One note on the naming. "Aggregate" does not communicate the way in which the streams are aggregated. A word like "Concatenate" can communicate more precisely what form of aggregation will be used.

Aggregate:

taking all units as a whole

Concatenate:

to link together in a series or chain

vukovinski commented 1 year ago

If writing to multiple streams would not be the primary use case (which I don't understand why), what would be the semantics of the obverse case, i.e. reading from multiple streams?

Could this be implemented as delegate based with asynchronous operations provided by the abstraction itself?

public class AggregatedReadStreamBuilder
{
    public AggregatedReadStreamBuilder(Action<Span<byte>,Span<byte>> onBothRead) { ... }
    public AggregatedReadStreamBuilder(Action<Span<byte>> onFirstRead, Action<Span<byte>> onSecondRead) { ... }
}

Just brainstorming. But I don't see the immediate value of an abstraction such as AggregatedStream. I do think there are some more derived versions with more clear use cases would be a better way forward: such as a read only 2 stream combinator that tries reading from the left stream and if that fails, tries reading from the right stream. Or a 3 stream variant of the same. However, for writing, those combinators don't make much sense because, likely, you will want all writes to succeed. 🫤

jozkee commented 1 year ago

what would be the semantics of the obverse case, i.e. reading from multiple streams?

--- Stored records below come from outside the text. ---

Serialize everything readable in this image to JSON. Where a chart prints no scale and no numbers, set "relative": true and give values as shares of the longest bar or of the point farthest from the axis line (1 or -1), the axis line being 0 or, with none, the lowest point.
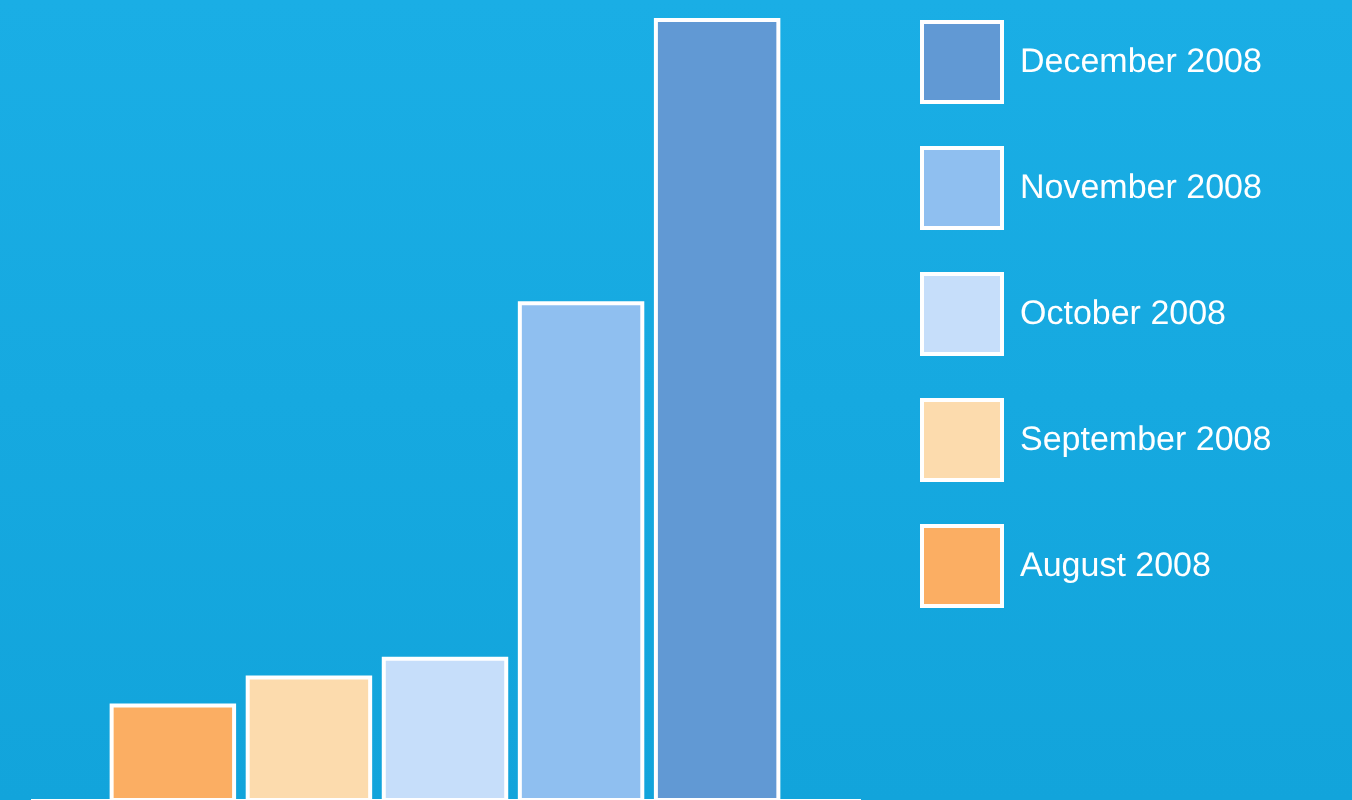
{
  "chart_data": {
    "type": "bar",
    "relative": true,
    "categories": [
      null,
      null,
      null,
      null,
      null
    ],
    "legend": "top right",
    "grid": false,
    "stacked": true,
    "series": [
      {
        "name": "December 2008",
        "color": "#6199d4",
        "values": [
          null,
          null,
          null,
          null,
          1
        ]
      },
      {
        "name": "November 2008",
        "color": "#8fbff0",
        "values": [
          null,
          null,
          null,
          0.637,
          null
        ]
      },
      {
        "name": "October 2008",
        "color": "#c6defa",
        "values": [
          null,
          null,
          0.181,
          null,
          null
        ]
      },
      {
        "name": "September 2008",
        "color": "#fcdbad",
        "values": [
          null,
          0.157,
          null,
          null,
          null
        ]
      },
      {
        "name": "August 2008",
        "color": "#fbae63",
        "values": [
          0.121,
          null,
          null,
          null,
          null
        ]
      }
    ]
  }
}
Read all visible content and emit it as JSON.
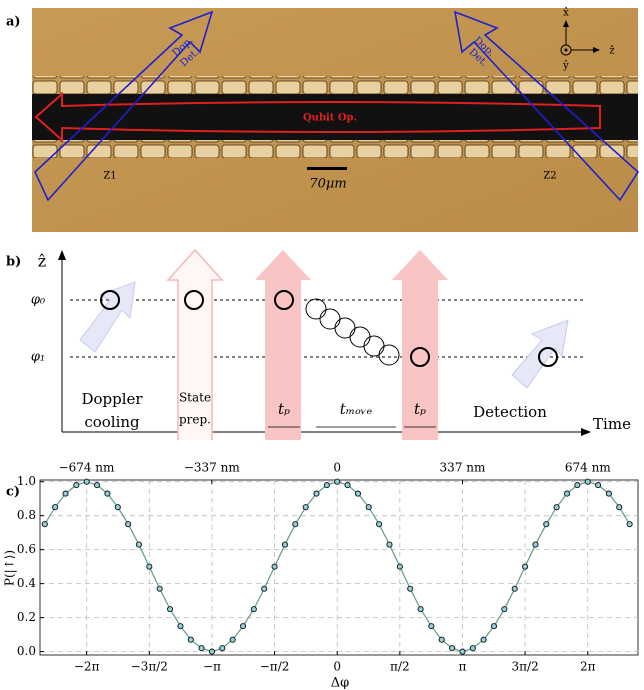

For both read and write, this type is a concatenation of the specified first and second Streams. As @jeffhandley pointed out, we need a name that better alludes at a concat. operation.

Could this be implemented as delegate based with asynchronous operations provided by the abstraction itself?

For this type, I don't think that's desired if we want to keep it simple. Having a type that reads/writes from multiple backing streams at once asynchronously and reports the results via a delegate is specific enough to have its own API proposal IMO.

But I don't see the immediate value of an abstraction such as AggregatedStream.

Can you please elaborate? In the StackOverflow post I linked, it seems to me that stream concatenation is quite a common thing needed by .NET developers. If this API has potential to be problematic (pit-of-failure), that I can buy, but I need you (or anyone) to state the reasons.

vukovinski commented 1 year ago

Looking at the article, yes, the below makes much more sense.

https://stackoverflow.com/q/3879152/4231460

It uses the IEnumerable interface in the constructor, which is much more potent than the original proposal, and it has a simple semantics, as both of you mentioned, concatenation, therefore, one stream after the other.

The source of my confusion might be that backlog on streams, which implies some bigger design work.

class ConcatenatedStream : Stream
{
    Queue<Stream> streams;

    public ConcatenatedStream(IEnumerable<Stream> streams)
    {
        this.streams = new Queue<Stream>(streams);
    }
}
jeffhandley commented 1 year ago

We're moving this out to Future and it will be considered again for .NET 9.

WeihanLi commented 6 months ago

think this can be related to the TextWriter.CreateBroadcasting https://github.com/dotnet/runtime/issues/93623

maybe we could use CreateBroadcasting to align the new TextWriter.CreateBroadcasting API

namespace System.IO;

public static class Stream
{
    public static Stream CreateBroadcasting(params Stream[] streams);
    public static Stream CreateBroadcasting(Stream[] streams, bool leaveOpen = false);
}
jozkee commented 5 months ago

@WeihanLi no, TextWriter.CreateBroadcasting writes the same input to all writers. In this case, you want to read or write sequentially to the inner streams and only jump to the next one when the current inner stream position reaches the end.

WeihanLi commented 5 months ago

@Jozkee many thanks for the explanation